Los países con mejores notas son, como en el Índice 2015, Dinamarca, Noruega, Finlandia, Suecia, Países Bajos, Alemania, Austria, Nueva Zelanda, Singapur y Reino Unido. En América Latina, los mejor evaluados son Uruguay (lugar 20), Costa Rica (25) y Chile (26).
En la región de Latinoamérica y el Caribe, México se sitúa por arriba solamente de Ecuador, Guatemala, Nicaragua, Honduras, Bolivia y Venezuela. No somos el peor, pero sí de los peores. Nuestro país obtuvo buena puntuación (lugar 34) únicamente en transparencia gubernamental. La peor calificación es en justicia penal: quedamos en el lugar 108, solamente mejor ubicados que otros cinco países.
Así pues, los mexicanos, legos y versados, descalifican la calidad de nuestro Estado de derecho y nuestra democracia. No podría ser de otra manera a la vista de las condiciones desastrosas de nuestras instituciones de procuración de justicia y seguridad pública, el vacío de autoridad en amplias zonas del territorio nacional, la eternidad que suelen durar los juicios civiles, los requisitos exasperantes de los trámites administrativos y el repunte de las violaciones a los derechos humanos.
De todas las deficiencias e insuficiencias, creo que la que más lastima a los mexicanos es el altísimo nivel de impunidad en que quedan los delitos más graves. Enfatizo: los delitos más graves. A nadie le importa demasiado que no se castigue al raterillo que en el Metro o en la calle nos saca la cartera sin infligirnos daño físico. En un caso así lo que nos importa es la reposición de credenciales y licencia de manejo así como la desactivación de la tarjeta de crédito.
Lo verdaderamente inaceptable es que en una elevada proporción de homicidios, lesiones gravísimas, desapariciones, violaciones o secuestros, por citar unos cuantos ejemplos, el Ministerio Público no consiga consignar ante un juez a los presuntos responsables. Al sufrimiento que producen esos delitos se agrega la profunda herida anímica de que los culpables no sean castigados. En las mitologías, en los libros sagrados y en el corazón humano prevalece la convicción de que los grandes crímenes han de tener como consecuencia la pena proporcional a su magnitud.
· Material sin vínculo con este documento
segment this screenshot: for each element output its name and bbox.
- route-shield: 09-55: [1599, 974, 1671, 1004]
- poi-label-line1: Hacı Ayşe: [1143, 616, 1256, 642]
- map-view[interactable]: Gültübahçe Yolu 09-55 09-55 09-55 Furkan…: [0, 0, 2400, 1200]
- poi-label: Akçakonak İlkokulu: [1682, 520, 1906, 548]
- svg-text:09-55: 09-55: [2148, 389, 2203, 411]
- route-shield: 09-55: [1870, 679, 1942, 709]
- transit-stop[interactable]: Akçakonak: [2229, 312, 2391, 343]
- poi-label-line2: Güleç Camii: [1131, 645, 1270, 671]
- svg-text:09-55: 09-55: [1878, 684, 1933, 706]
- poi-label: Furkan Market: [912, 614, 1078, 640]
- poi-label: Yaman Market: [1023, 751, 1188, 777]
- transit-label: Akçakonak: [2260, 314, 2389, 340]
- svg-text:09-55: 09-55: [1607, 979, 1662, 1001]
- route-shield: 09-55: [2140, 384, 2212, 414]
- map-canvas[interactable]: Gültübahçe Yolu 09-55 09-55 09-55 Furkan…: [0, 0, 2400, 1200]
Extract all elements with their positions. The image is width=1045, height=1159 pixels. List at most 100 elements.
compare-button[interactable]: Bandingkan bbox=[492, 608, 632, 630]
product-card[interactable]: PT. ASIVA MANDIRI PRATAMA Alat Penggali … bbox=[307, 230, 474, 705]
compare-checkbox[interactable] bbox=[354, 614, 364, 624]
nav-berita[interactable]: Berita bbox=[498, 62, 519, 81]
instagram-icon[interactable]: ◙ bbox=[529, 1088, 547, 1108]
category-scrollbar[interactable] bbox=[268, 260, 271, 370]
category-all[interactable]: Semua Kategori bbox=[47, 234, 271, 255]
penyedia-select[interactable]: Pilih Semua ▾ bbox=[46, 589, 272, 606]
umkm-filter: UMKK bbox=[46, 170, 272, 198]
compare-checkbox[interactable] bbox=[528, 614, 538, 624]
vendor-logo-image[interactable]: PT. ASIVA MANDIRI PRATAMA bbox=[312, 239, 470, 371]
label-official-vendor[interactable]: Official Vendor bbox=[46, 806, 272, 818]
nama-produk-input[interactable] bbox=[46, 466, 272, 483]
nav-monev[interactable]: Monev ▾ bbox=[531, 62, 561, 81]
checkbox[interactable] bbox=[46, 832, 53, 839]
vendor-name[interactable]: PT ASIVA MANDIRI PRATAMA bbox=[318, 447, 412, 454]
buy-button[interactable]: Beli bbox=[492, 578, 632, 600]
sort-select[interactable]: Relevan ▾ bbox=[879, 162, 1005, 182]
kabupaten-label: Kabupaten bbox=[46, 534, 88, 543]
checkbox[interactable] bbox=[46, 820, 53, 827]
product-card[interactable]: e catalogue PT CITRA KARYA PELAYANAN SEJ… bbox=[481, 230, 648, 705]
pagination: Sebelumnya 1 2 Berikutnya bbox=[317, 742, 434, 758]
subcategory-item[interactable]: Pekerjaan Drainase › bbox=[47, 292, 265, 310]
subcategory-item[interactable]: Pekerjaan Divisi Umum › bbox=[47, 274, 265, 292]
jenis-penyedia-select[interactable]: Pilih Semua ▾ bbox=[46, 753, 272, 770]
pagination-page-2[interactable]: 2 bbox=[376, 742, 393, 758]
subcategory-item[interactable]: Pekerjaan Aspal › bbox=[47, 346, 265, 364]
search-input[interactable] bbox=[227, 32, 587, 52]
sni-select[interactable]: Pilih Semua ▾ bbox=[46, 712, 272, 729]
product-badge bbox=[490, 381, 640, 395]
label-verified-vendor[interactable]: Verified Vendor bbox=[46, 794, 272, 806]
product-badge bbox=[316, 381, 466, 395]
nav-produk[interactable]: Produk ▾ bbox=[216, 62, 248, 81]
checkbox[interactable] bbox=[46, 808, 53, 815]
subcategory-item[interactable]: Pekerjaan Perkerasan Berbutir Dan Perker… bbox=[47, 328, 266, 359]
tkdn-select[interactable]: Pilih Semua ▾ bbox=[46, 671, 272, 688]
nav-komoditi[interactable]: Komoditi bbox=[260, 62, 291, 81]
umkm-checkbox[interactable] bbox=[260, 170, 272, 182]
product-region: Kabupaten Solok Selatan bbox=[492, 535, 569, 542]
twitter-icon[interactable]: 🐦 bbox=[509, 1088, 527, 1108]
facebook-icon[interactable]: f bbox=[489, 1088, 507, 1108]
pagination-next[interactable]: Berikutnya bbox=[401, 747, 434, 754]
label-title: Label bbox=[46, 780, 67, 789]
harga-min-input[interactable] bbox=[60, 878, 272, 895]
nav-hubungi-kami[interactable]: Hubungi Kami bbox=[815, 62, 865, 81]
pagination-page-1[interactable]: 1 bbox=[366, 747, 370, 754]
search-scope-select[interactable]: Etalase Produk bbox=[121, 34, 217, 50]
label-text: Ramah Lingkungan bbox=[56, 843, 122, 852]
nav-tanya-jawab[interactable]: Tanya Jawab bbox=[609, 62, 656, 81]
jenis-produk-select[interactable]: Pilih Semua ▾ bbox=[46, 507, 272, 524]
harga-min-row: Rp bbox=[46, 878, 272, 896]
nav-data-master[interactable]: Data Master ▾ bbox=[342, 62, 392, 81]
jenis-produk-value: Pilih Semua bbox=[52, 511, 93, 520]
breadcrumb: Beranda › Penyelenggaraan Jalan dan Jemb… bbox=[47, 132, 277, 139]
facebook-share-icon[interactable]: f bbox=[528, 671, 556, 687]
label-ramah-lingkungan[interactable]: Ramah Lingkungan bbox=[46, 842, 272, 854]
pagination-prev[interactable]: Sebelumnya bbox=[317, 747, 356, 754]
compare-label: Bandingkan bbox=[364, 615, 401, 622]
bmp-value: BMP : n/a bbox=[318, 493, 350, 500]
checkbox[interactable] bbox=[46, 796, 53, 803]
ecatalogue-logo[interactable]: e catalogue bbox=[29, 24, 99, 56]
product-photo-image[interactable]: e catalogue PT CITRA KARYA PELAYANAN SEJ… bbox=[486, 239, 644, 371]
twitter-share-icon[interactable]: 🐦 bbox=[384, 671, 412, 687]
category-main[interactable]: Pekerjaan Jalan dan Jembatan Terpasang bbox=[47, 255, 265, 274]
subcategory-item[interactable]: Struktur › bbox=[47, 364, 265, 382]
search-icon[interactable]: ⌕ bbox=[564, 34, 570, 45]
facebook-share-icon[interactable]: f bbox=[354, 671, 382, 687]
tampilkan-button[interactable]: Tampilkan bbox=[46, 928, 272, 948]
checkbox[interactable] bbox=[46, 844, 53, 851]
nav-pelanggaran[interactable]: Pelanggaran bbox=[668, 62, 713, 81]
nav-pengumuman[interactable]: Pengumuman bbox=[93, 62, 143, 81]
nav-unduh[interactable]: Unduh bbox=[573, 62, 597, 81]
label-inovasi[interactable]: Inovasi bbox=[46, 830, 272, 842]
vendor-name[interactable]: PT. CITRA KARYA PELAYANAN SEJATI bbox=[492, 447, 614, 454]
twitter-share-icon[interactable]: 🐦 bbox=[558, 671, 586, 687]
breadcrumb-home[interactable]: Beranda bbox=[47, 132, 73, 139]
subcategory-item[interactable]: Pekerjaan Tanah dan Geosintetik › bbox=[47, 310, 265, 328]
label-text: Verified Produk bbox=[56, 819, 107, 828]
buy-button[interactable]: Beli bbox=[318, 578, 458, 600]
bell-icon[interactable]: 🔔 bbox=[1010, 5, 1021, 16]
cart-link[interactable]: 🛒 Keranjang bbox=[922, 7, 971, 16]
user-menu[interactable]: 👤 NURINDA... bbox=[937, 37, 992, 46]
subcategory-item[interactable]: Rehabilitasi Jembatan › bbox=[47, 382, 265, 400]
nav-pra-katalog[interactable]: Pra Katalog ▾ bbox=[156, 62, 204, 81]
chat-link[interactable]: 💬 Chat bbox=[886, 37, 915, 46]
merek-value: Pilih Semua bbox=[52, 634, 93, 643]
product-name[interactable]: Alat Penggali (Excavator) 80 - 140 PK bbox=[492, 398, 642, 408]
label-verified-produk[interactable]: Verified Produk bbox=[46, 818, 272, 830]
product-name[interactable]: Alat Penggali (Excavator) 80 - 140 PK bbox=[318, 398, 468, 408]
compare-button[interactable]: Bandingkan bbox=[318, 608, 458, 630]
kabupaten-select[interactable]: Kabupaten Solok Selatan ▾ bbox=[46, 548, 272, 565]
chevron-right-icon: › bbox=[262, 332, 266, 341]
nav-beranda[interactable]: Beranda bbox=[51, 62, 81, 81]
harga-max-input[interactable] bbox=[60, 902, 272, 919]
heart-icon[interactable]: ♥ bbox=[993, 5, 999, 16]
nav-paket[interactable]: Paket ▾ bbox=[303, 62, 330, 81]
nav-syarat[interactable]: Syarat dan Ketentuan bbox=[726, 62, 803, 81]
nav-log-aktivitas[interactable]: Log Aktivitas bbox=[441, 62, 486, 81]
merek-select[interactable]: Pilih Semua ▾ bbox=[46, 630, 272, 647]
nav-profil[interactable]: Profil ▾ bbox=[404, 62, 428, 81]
Lo que más ha erosionado nuestro Estado de derecho es la impunidad, que alienta a los potenciales delincuentes a llevar a cabo sus propósitos delictivos y genera en la población la sensación de indefensión absoluta: no es sólo que la criminalidad arruine o destruya vidas, sino que la falta de investigaciones rigurosas parece indicar que, independientemente de leyes e instituciones para atenderlas, las víctimas en realidad no importan al aparato estatal.
¿Nos hemos resignado a eso como a la inexorabilidad de los temblores en zonas de alto riesgo sísmico? No. “Lo que se llama resignación —dictaminó el poeta y filósofo estadunidense Henry David Thoreau— es la desesperación confirmada”.